His comments produced lots of letters from angry retirees. Some said the doctor was stretching the facts by comparing the Fairfax situation to the federal retirement program. Others wondered what he was doing on the golf course with all those retirees. Here are some of the letters:
"If anything is 'wrong' it is the doctor's arithmetic. In order for a person to qualify for a retirement income of $75,000 at age 55 and assuming that he went to work for the federal government at age 18 he would need a high three-year salary average of slightly over $106,000. The government pay schedule and the Senior Executive schedule do not go anywhere near that high.
" . . . The doctor also cites that taxpayers earning $8 to $10 an hour are supporting federal retirees. Present federal employes are also supporting federal retirees. These same taxpayers are also supporting this doctor who can play golf with 'well to do' persons who are apparently posing, on the golf course at least, as high paid federal retirees." P.J.P, in Ocean City.
"I would like to find out from the doctor in Purcellville . . . how it is that I am not getting $75,000 a year. . . . I worked in government from 1941 to 1979, retired at 56 and still must work full time (at a non-federal job) to get by. It would be interesting to find out what the doctor expects to get at his retirement." S.P., in Greenbelt.
"Our hearts bleed for the doctor . . . whose weekday golf game is hampered by all those middle-aged and healthy government retirees cluttering up the course. But we hope he is more precise with the knife than he is with numbers!
"By juxtaposing the celebrated case of the Fairfax County school superintendent with government retirees in general, he seemed to be implying that many or most public service retirees get $75,000 a year.
"For a retired fed to get $75,000, his high three-year salary average would have to be $93,750 per year, which is off the scale. He would need to serve 41 years and 10 months to qualify for the maximum annuity -- 80 percent of salary.
"P.S. A friend of mine, who plays golf, tells me it's nearly impossible to get on the course on a Wednesday afternoon because the course is cluttered with doctors." L.J. Andolsek, President, National Association of Retired Federal Employees.

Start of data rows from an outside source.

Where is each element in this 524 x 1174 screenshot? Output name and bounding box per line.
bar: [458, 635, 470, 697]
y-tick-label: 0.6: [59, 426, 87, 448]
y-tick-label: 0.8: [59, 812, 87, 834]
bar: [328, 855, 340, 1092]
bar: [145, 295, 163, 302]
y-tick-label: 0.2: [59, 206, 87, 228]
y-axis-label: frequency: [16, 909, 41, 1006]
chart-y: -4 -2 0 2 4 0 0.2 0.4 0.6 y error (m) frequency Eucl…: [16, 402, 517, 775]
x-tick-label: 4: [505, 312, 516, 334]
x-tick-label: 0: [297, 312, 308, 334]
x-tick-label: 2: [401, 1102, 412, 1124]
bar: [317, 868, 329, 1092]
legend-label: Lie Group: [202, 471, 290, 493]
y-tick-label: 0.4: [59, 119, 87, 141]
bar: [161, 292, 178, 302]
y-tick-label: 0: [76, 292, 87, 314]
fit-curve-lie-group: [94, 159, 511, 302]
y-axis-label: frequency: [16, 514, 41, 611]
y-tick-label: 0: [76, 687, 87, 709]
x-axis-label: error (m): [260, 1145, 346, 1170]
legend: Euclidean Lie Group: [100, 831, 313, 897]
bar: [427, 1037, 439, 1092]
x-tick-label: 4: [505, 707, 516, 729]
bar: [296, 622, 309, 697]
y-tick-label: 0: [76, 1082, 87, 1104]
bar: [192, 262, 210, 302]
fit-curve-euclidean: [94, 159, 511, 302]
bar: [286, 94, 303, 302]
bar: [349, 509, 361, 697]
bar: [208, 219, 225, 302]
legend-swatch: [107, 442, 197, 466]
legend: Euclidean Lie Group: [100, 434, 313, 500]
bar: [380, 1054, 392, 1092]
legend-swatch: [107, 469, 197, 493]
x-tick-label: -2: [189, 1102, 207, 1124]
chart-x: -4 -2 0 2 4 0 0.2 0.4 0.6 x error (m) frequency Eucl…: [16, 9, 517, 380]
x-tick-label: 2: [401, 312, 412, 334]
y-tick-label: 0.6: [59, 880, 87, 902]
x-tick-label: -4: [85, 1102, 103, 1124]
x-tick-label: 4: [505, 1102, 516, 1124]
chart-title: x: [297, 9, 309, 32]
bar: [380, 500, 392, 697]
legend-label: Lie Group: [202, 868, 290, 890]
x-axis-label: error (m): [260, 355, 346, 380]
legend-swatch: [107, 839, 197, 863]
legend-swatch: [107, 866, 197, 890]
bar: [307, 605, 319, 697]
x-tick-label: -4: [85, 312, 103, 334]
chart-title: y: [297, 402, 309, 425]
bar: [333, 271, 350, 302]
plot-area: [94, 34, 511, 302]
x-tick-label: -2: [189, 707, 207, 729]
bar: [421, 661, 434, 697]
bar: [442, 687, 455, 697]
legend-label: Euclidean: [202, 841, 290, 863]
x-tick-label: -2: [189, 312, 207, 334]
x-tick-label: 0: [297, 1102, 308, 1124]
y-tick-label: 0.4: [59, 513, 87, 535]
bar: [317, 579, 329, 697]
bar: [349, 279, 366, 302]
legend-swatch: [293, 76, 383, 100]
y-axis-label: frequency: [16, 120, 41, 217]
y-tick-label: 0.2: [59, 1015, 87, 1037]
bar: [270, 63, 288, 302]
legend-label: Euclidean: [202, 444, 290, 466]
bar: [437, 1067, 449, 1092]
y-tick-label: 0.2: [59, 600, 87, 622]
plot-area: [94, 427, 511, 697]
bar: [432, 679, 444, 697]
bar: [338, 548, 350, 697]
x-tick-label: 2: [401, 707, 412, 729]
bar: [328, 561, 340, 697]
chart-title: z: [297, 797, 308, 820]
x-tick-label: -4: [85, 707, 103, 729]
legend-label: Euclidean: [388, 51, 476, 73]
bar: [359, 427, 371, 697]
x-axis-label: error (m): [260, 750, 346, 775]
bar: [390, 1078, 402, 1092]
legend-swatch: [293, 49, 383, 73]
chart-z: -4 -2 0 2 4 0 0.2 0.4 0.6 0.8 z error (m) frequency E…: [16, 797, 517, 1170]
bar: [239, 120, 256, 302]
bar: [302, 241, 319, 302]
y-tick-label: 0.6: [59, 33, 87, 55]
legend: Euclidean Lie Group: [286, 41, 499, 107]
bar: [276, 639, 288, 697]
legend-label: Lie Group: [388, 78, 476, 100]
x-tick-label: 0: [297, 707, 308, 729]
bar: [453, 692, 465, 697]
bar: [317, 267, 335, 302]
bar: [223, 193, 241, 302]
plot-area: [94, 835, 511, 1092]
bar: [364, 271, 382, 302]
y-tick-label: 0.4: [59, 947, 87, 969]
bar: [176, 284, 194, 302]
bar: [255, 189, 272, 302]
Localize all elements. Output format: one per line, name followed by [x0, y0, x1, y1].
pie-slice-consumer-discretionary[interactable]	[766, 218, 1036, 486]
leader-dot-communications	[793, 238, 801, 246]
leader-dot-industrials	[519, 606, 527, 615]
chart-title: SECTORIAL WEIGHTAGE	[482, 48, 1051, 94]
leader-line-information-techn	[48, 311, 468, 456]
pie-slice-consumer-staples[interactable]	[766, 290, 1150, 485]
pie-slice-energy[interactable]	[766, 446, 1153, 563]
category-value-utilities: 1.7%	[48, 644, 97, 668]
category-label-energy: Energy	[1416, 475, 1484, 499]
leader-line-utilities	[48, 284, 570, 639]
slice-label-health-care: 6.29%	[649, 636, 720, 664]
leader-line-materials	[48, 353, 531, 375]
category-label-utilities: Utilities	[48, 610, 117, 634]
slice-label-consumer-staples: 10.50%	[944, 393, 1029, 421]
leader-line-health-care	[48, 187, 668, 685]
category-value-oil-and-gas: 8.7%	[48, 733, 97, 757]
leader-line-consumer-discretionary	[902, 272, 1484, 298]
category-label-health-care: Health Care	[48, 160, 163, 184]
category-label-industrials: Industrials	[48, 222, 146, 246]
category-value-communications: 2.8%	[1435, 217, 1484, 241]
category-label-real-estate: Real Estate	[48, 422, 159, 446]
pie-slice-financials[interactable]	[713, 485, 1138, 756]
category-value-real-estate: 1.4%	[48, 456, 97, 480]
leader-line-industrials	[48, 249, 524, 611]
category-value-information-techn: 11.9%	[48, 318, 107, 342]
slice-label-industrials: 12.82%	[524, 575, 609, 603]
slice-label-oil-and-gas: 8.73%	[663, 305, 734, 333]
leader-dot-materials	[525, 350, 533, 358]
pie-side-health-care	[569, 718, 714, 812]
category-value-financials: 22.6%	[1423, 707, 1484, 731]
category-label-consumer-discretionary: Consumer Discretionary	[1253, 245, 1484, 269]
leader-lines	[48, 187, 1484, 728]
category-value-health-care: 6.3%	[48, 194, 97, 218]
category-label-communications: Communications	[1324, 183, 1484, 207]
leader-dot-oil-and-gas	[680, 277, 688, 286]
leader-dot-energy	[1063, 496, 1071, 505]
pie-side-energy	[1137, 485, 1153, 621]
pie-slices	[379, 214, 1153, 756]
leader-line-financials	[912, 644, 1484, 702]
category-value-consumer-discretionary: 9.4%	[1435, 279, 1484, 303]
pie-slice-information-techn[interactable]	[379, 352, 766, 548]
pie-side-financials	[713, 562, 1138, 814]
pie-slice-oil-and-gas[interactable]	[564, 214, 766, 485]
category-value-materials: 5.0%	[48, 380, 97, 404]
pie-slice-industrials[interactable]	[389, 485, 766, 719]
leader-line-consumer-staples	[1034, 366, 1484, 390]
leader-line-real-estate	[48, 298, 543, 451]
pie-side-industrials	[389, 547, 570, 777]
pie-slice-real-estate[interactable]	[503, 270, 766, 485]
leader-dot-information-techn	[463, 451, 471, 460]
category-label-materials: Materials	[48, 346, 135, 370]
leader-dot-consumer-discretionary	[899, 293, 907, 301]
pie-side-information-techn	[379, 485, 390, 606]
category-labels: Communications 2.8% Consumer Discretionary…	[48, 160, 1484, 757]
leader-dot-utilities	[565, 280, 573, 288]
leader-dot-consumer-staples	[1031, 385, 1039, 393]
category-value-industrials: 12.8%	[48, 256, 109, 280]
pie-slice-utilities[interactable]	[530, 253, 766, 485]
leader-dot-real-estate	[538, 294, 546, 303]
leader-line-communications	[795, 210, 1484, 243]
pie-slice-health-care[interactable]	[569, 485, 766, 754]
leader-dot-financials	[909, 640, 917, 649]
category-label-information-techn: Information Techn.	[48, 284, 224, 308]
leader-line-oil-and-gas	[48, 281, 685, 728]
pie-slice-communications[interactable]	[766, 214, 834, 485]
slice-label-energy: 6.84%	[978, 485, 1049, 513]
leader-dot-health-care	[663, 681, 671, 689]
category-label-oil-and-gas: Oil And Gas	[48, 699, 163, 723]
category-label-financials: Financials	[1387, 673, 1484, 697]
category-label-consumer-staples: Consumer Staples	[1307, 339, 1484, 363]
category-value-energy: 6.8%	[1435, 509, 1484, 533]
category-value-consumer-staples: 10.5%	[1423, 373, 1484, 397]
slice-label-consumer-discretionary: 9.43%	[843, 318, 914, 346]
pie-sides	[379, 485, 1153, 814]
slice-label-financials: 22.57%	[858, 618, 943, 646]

"The doctor had to be on the golf course himself to form the impression that it was crowded with 'middle-aged government workers'. . . . If he considers the term 'public servant' a mockery, he has not heard some of the terms people used to express their feelings (rightly or wrongly) about physicians." S.M.S., Carlisle, Pa.
"The Purcellville doctor who protested the 55-year-old retirement provision deserves some facts. . . . Someone retiring now, at top pay, with 42 years of service would receive $52,000 in annuity. . . . The average annuitant in 1982 was getting $12,500 a year." W.O.J., Washington, D.C.